A coop must be careful to ensure that at least 85% of its income each year is receipts from members “for the sole purpose” of meeting expenses.
Congress directed that coops be allowed to ignore several types of income in future when doing this 85% calculation. One such type is wheeling charges that the coop collects from others for moving electricity across its transmission or distribution lines, but only — in the case of transmission — if the wheeling services are provided on a nondiscriminatory basis under an open access transmission tariff or independent transmission provider agreement “approved or accepted” by the Federal Energy Regulatory Commission. Another type of income the coop can ignore is gain from the transfer of the coop’s interest in any nuclear decom missioning fund. This should make it easier for coops to shed their interests in nuclear power plants. Finally, coops will be allowed to enter into like-kind exchanges of assets — for example, a swap of one power plant for another power plant — without affecting the 85% calculation.
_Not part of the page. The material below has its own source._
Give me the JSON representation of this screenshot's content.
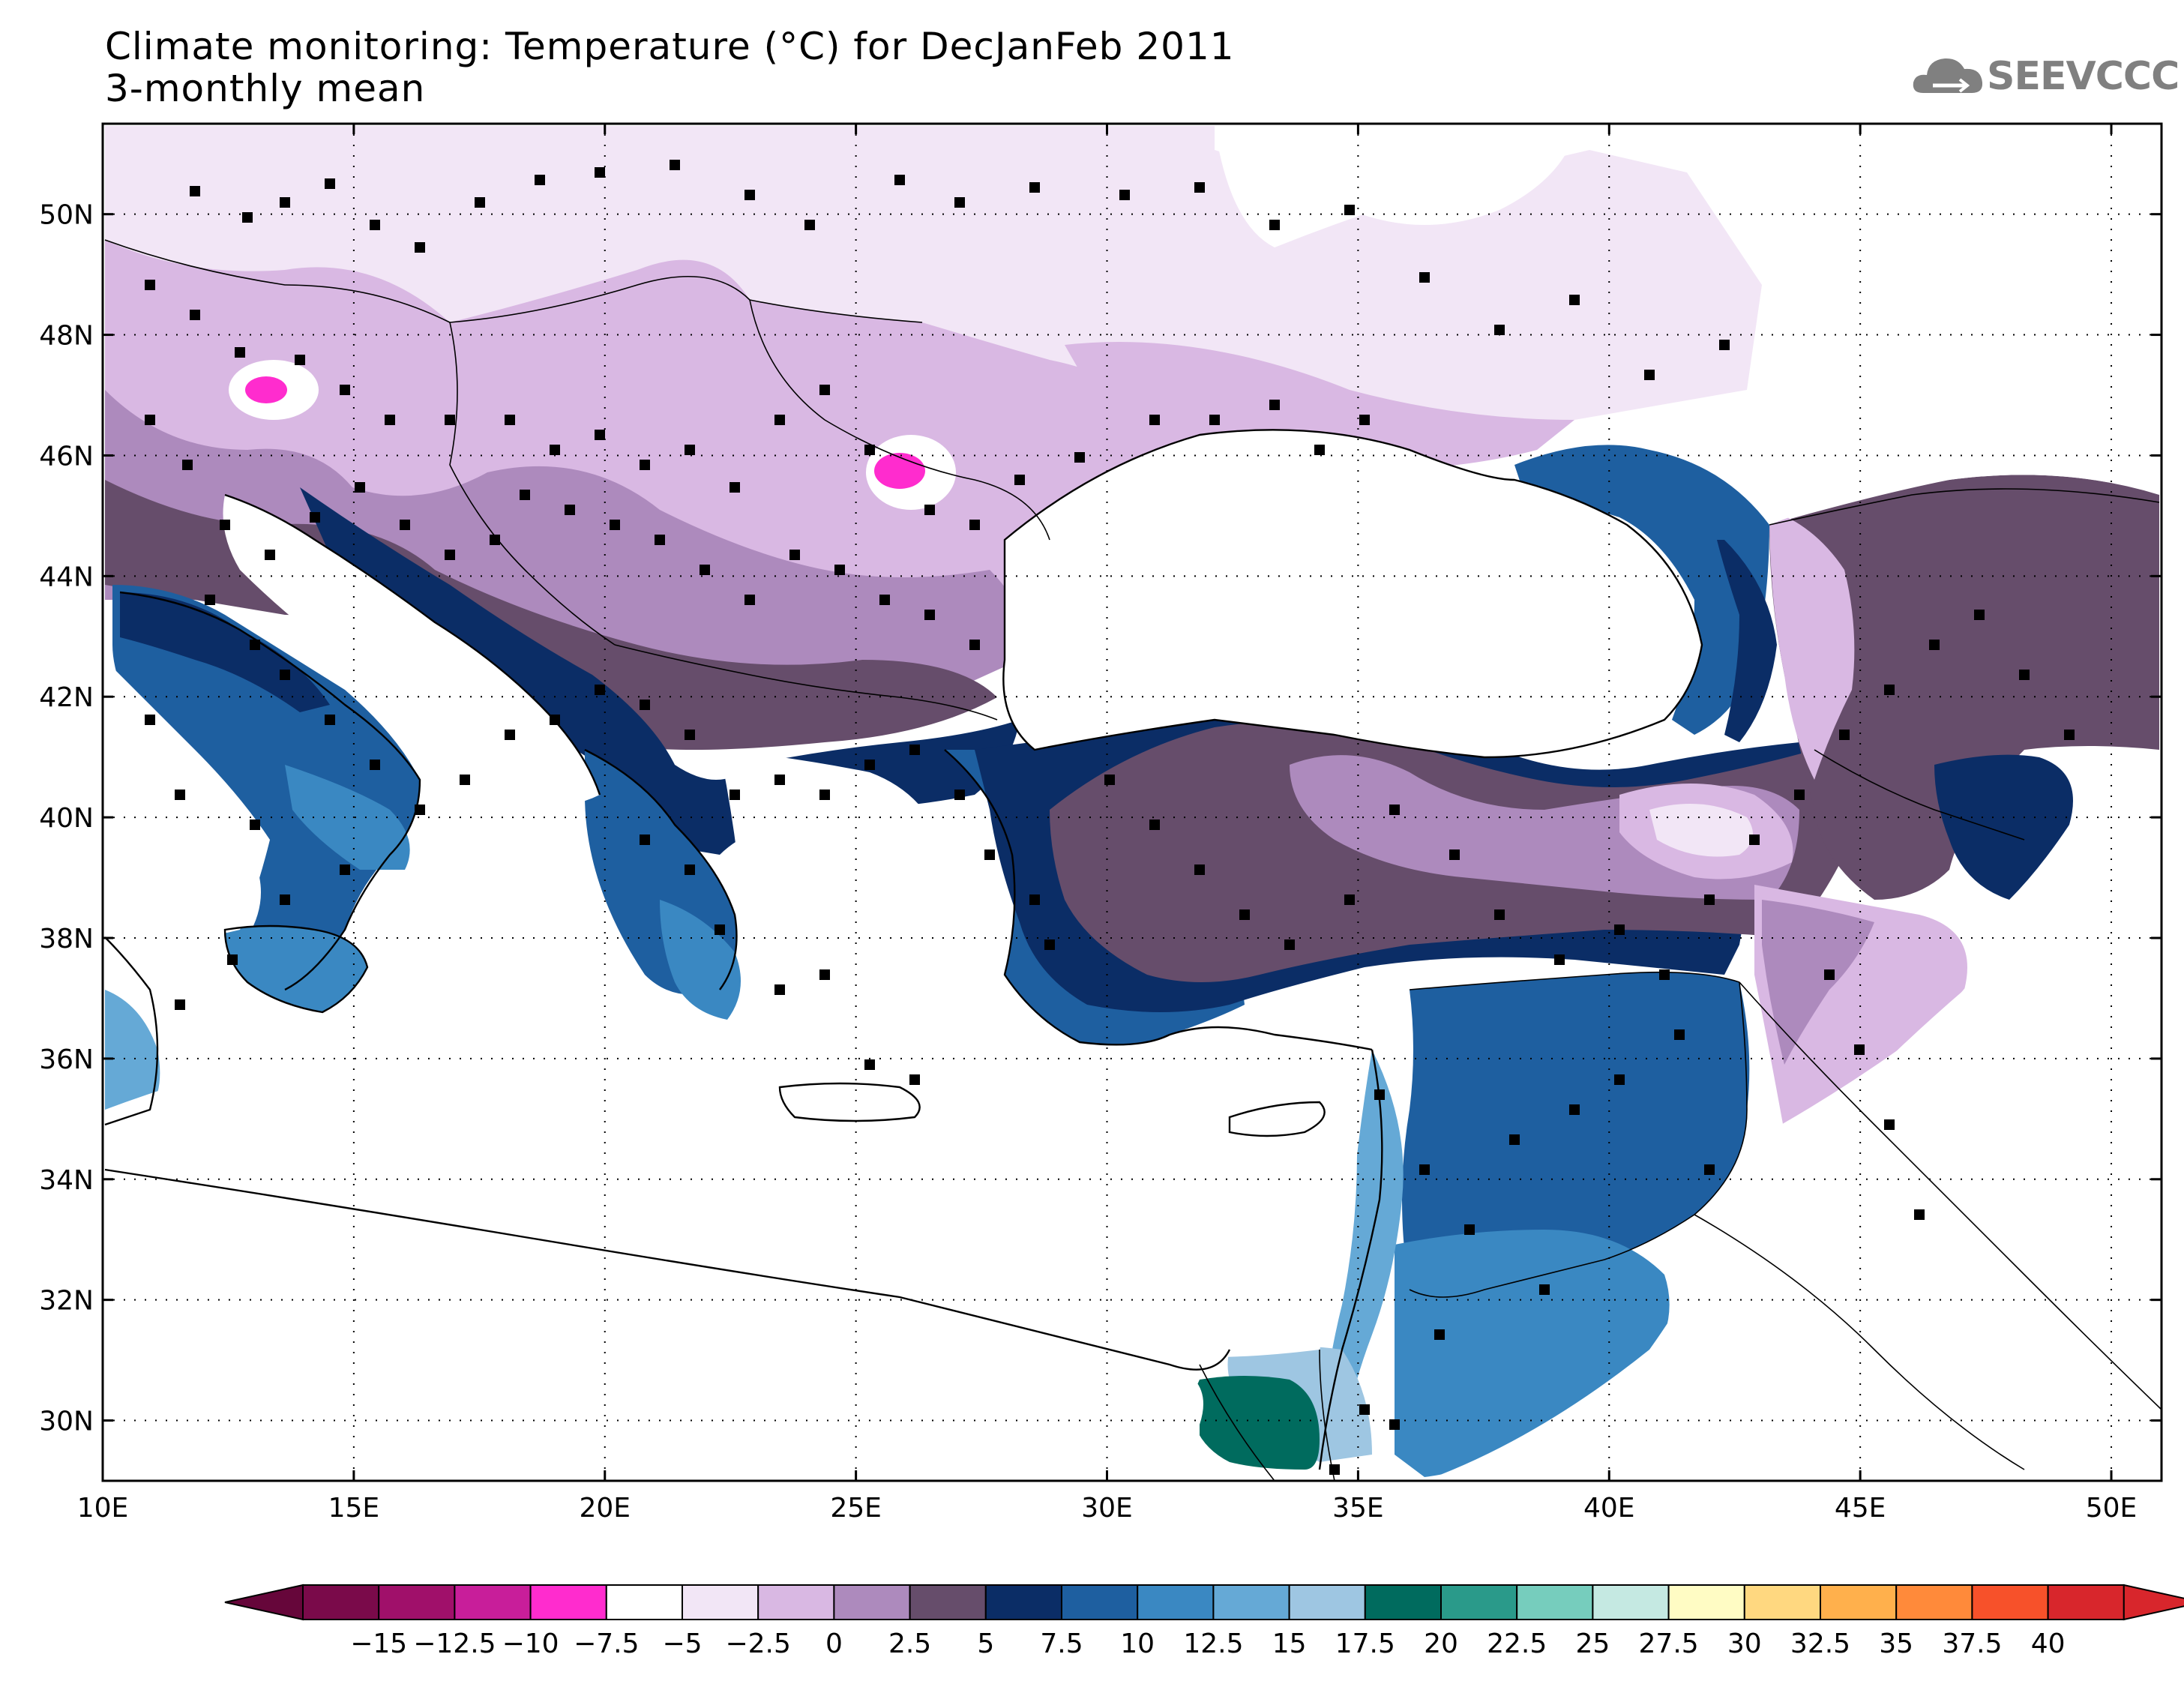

The bill also allows coops to enter into “load loss transactions” in the future. These are wholesale or retail sales of electricity to persons who are not coop members. Income from such sales will be counted as good income toward the 85% test. Only coops who offer nondiscriminatory open access to their systems will be allowed to do this. There is a limit on the amount of electricity that such a coop can sell to nonmembers. The limit is the amount of its “load loss,” calculated by adding up the shortfall in sales to its members each year over a seven-year period compared to a base year. The seven-year period starts with 2004 or, if later, the first year the coop offers nondiscriminatory open access.